Justice Sonia Sotomayor then jumped in with a question about the naturalization form’s request to list nicknames. What if she declined to list an embarrassing one given to her by classmates during her childhood, she asked? Parker tried to push back against her hypothetical by saying he didn’t think that’s what the question had in mind. “Oh, but isn’t that the point?” Justice Stephen Breyer chimed in. “You’ve read the briefs. The questions are unbelievably broad.”

Justice Elena Kagan then went next. “I am a little bit horrified to know that every time I lie about my weight, it has those kinds of consequences,” she told Parker. “Only under oath,” he replied. Most of the oral arguments adopted an almost lighthearted tone as some of the justices bounced various hypotheticals around. But when Parker later noted that denaturalization wasn’t a permanent bar on citizenship and that reapplication could be possible in five years, Justice Anthony Kennedy offered a stern rebuke.

“It seems to me that your argument is demeaning the priceless value of citizenship,” he told Parker. “You say, ‘Oh, he just restored her former status.’ That’s not what our cases say. That’s not what citizenship means. You’re arguing for the government of the United States, talking about what citizenship is and ought to mean.”

Adopting the Sixth Circuit’s standard nationwide would have serious consequences, immigration lawyers told me. “It gives the federal government too much leverage and too much power over something that is as precious as citizenship,” said Jeremy McKinney, an attorney and board member of the American Immigration Lawyers Association. The Maslenjak case focuses on criminal denaturalization, but McKinney noted the Sixth Circuit’s standard could also lower the threshold for administrative denaturalization, in which the Department of Homeland Security can revoke citizenship on technical grounds shortly after it’s granted, and judicial denaturalization, which can be brought by federal prosecutors in a civil proceeding.
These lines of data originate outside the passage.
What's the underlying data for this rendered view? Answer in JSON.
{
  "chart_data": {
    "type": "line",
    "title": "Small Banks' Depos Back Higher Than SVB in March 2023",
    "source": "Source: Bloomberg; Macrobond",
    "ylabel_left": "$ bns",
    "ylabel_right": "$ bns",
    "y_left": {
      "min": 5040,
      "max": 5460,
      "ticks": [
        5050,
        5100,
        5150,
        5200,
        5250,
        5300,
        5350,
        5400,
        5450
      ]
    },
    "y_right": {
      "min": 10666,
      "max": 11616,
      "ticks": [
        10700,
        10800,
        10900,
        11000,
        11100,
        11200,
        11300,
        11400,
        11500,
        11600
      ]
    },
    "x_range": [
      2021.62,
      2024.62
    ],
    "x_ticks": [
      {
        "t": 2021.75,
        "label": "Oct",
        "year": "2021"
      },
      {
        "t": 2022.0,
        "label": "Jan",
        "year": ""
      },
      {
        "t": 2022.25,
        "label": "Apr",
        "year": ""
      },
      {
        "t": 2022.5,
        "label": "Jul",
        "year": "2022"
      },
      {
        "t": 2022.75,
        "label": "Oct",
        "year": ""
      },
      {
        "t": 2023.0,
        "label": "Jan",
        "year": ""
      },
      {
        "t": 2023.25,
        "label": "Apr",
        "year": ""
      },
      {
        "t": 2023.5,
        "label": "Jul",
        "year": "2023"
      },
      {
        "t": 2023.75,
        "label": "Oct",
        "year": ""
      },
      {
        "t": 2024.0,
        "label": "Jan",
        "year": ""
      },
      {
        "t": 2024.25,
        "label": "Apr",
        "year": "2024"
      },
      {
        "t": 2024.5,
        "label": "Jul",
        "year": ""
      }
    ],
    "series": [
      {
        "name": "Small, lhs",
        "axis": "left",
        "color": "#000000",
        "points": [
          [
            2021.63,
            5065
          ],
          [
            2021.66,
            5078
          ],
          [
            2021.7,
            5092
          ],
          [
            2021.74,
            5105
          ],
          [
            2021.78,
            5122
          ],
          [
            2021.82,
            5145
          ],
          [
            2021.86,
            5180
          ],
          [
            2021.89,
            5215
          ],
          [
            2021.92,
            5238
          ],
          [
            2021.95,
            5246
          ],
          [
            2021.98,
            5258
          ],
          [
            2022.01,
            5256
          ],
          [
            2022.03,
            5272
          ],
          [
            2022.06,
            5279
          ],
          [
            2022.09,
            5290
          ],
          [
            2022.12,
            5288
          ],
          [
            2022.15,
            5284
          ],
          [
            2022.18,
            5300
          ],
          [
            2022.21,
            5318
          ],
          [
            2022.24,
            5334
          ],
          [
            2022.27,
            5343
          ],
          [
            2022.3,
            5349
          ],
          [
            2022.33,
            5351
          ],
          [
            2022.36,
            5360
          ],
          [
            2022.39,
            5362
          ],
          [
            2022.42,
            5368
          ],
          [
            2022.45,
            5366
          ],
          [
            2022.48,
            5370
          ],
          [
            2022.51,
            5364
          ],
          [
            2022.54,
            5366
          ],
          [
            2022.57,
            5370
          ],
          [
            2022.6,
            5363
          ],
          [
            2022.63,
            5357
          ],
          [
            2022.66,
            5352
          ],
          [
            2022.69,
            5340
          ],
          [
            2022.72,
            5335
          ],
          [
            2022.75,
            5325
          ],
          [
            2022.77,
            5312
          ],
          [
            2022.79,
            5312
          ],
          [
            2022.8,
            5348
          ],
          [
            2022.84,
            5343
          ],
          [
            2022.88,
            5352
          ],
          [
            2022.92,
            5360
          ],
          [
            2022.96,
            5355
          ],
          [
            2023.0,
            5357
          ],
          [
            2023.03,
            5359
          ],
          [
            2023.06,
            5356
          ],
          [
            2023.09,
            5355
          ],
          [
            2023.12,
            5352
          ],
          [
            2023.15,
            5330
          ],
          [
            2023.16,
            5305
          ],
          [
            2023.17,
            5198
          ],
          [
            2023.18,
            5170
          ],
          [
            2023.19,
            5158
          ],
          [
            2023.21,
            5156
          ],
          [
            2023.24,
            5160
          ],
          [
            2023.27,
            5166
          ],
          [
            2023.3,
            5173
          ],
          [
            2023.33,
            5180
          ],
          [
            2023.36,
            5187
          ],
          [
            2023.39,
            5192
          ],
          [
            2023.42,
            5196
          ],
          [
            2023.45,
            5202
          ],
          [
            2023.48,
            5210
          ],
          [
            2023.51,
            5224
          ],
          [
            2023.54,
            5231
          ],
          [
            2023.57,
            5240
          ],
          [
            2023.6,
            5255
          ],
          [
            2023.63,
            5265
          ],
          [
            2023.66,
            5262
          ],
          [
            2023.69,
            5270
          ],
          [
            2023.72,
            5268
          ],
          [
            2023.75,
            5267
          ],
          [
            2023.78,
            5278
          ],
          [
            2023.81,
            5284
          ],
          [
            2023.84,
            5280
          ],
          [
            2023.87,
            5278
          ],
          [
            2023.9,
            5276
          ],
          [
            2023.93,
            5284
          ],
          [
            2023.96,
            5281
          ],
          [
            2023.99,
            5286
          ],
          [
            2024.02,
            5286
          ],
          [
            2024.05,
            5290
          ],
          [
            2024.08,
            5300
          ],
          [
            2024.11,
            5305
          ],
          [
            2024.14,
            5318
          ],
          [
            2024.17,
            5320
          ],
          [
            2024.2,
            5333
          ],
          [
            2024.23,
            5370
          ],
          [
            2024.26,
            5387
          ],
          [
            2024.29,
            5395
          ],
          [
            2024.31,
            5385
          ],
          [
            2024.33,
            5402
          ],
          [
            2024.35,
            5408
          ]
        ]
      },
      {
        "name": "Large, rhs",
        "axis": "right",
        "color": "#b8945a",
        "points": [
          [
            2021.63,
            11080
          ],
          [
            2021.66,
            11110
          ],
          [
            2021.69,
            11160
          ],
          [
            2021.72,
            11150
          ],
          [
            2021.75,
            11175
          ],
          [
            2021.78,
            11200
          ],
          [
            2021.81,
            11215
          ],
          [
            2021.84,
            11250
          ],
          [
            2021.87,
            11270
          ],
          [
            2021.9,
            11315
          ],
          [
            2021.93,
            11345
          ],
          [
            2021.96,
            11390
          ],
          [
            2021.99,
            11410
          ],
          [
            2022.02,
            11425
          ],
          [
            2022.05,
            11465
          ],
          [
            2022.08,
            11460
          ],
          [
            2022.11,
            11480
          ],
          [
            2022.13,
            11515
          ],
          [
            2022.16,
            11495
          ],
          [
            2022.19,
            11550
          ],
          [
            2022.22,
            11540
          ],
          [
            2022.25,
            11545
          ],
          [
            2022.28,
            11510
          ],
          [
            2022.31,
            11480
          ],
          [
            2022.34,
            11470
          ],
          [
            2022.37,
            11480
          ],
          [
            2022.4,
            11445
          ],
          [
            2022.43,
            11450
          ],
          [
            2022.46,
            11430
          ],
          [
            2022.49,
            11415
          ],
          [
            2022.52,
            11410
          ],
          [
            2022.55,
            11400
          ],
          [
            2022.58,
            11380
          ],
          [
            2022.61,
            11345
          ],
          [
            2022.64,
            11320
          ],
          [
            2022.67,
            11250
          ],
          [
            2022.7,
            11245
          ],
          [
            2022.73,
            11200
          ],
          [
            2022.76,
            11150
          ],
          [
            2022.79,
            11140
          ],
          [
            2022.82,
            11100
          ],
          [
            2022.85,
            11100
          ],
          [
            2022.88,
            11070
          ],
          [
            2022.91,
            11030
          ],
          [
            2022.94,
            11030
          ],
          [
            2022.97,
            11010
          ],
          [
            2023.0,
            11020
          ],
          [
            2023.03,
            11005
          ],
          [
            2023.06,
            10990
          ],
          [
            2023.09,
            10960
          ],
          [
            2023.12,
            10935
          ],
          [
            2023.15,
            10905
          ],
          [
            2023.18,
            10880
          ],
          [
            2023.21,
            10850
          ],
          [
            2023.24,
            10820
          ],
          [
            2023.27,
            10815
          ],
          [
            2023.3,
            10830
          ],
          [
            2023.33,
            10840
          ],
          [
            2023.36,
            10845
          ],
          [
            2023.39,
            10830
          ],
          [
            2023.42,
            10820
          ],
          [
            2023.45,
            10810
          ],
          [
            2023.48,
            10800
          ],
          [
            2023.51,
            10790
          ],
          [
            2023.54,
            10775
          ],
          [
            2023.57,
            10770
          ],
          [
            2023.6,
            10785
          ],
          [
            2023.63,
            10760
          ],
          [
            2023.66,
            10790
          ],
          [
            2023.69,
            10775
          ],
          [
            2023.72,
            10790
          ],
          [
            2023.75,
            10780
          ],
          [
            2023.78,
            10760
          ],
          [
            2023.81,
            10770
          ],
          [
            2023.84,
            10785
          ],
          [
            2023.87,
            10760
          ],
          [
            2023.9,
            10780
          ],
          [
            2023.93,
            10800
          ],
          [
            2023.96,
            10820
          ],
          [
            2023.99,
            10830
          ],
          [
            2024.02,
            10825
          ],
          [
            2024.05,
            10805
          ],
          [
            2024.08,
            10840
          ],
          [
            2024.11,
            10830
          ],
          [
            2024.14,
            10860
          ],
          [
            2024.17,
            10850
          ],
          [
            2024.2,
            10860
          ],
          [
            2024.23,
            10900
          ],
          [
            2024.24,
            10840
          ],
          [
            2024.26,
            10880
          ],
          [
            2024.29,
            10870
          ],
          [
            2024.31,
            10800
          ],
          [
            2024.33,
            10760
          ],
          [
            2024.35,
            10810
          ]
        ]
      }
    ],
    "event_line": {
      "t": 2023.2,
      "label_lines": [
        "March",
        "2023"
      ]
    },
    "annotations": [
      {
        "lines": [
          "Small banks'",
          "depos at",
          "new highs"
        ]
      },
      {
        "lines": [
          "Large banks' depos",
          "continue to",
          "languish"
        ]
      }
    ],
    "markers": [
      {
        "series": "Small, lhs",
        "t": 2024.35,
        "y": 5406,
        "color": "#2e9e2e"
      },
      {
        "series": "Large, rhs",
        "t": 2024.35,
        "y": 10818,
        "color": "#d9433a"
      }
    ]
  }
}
Lowering the barriers for denaturalization would also run counter to what the Court set forth in Afroyim. “Citizenship is no light trifle to be jeopardized any moment Congress decides to do so under the name of one of its general or implied grants of power,” Justice Hugo Black wrote for the majority. “The very nature of our free government makes it completely incongruous to have a rule of law under which a group of citizens temporarily in office can deprive another group of citizens of their citizenship.”

Not everyone in American politics shares the absolutist view of citizenship. On the campaign trail, President Trump called for an end to birthright citizenship as guaranteed under the Fourteenth Amendment. His target was so-called “anchor babies,” a derisive term for children of immigrants who are born on U.S. soil. And he wasn’t alone: Other Republican presidential contenders, ranging from libertarian-leaning Rand Paul to devoutly conservative Rick Santorum, also called for birthright citizenship to be scaled back.

Other proposals that would erode citizenship’s inseparability lurk in the background. Texas Senator Ted Cruz, another former GOP presidential candidate, has repeatedly introduced legislation that would strip the citizenship of Americans who join ISIS. Australia approved a measure targeting dual citizens in 2015, and British legislators have also made similar proposals. A few weeks after his election last November, Trump tweeted that protesters who burn the American flag should face denaturalization.

These proposals are largely quiescent for the moment. But they could still return to the national conversation, whether as part of Trump’s continued efforts to restrict immigration or in sudden response to the next terrorist attack. Until then, Maslenjak v. United States may give the justices an opportunity to reaffirm citizenship’s standing in American civic life.